- 1/4 cup olive oil
- 2 tablespoons unsalted butter
- 1 1/2 cups finely chopped peeled carrots (about 3)
- 1 cup finely chopped onion
- 2 cloves garlic, minced
- 1/3 cup freshly grated Parmesan
- Salt and freshly ground black pepper
- 8 (3 to 4-ounces each) beef scaloppini (from London Broil or Top Sirloin)
- All-purpose flour, for dredging
- 1/2 cup dry white wine
- 1 bay leaf
- 1 (14 1/2-ounce) can diced tomatoes
- 1/4 cup frozen peas
- 1-ounce thinly sliced prosciutto, coarsely chopped
Heat 1 tablespoon of oil and 1 tablespoon butter in a heavy large skillet over medium-high heat. Add the carrot, onion, and garlic and saute until the carrots are tender, about 10 minutes. Season with salt and pepper. Remove from the heat and cool slightly. Stir in the Parmesan. Season beef with salt and pepper. Using 2 tablespoons for each, divide the carrot mixture among the beef slices. Roll up the beef slices to enclose the filling, tucking in the ends. Secure the rolls with toothpicks.
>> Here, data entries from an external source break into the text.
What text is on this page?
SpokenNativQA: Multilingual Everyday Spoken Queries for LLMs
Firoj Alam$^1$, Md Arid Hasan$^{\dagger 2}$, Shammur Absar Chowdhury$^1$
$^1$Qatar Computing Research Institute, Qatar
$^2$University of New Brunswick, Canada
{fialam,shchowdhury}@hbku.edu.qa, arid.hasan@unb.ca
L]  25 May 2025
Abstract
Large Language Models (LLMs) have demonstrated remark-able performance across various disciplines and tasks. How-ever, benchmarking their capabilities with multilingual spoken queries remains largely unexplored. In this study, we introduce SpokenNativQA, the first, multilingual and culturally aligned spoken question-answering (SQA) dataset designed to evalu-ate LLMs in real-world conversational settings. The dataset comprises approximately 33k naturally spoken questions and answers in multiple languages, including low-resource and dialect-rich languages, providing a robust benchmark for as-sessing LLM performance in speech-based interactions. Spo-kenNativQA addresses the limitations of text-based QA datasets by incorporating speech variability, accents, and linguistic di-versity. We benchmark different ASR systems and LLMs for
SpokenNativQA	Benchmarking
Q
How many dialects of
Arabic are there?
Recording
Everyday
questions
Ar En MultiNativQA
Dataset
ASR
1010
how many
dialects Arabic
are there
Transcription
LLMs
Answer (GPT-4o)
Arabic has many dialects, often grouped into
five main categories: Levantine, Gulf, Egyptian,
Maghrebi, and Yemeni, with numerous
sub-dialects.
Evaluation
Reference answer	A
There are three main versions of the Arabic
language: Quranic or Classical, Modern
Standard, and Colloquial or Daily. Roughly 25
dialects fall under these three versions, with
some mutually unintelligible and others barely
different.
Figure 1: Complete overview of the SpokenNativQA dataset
Heat the remaining oil and the remaining tablespoon of butter in the same large frying pan over medium-high heat. Dredge the beef rolls in flour to coat lightly. Add the beef rolls and cook until brown on all sides, about 8 minutes. Add the wine and stir to scrape up any browned bits on the bottom of the skillet. Add the tomatoes with their juices and the bay leaf. Cover and simmer until the beef is cooked through, about 5 minutes. Transfer the beef rolls to a platter. Remove the toothpicks, then cover the beef rolls with foil to keep warm. Add the peas and prosciutto to the sauce in the skillet and stir until the peas are heated through and the sauce reduces slightly, about 5 minutes. Season the sauce, to taste, with salt and pepper. Drizzle the sauce over the beef rolls and serve.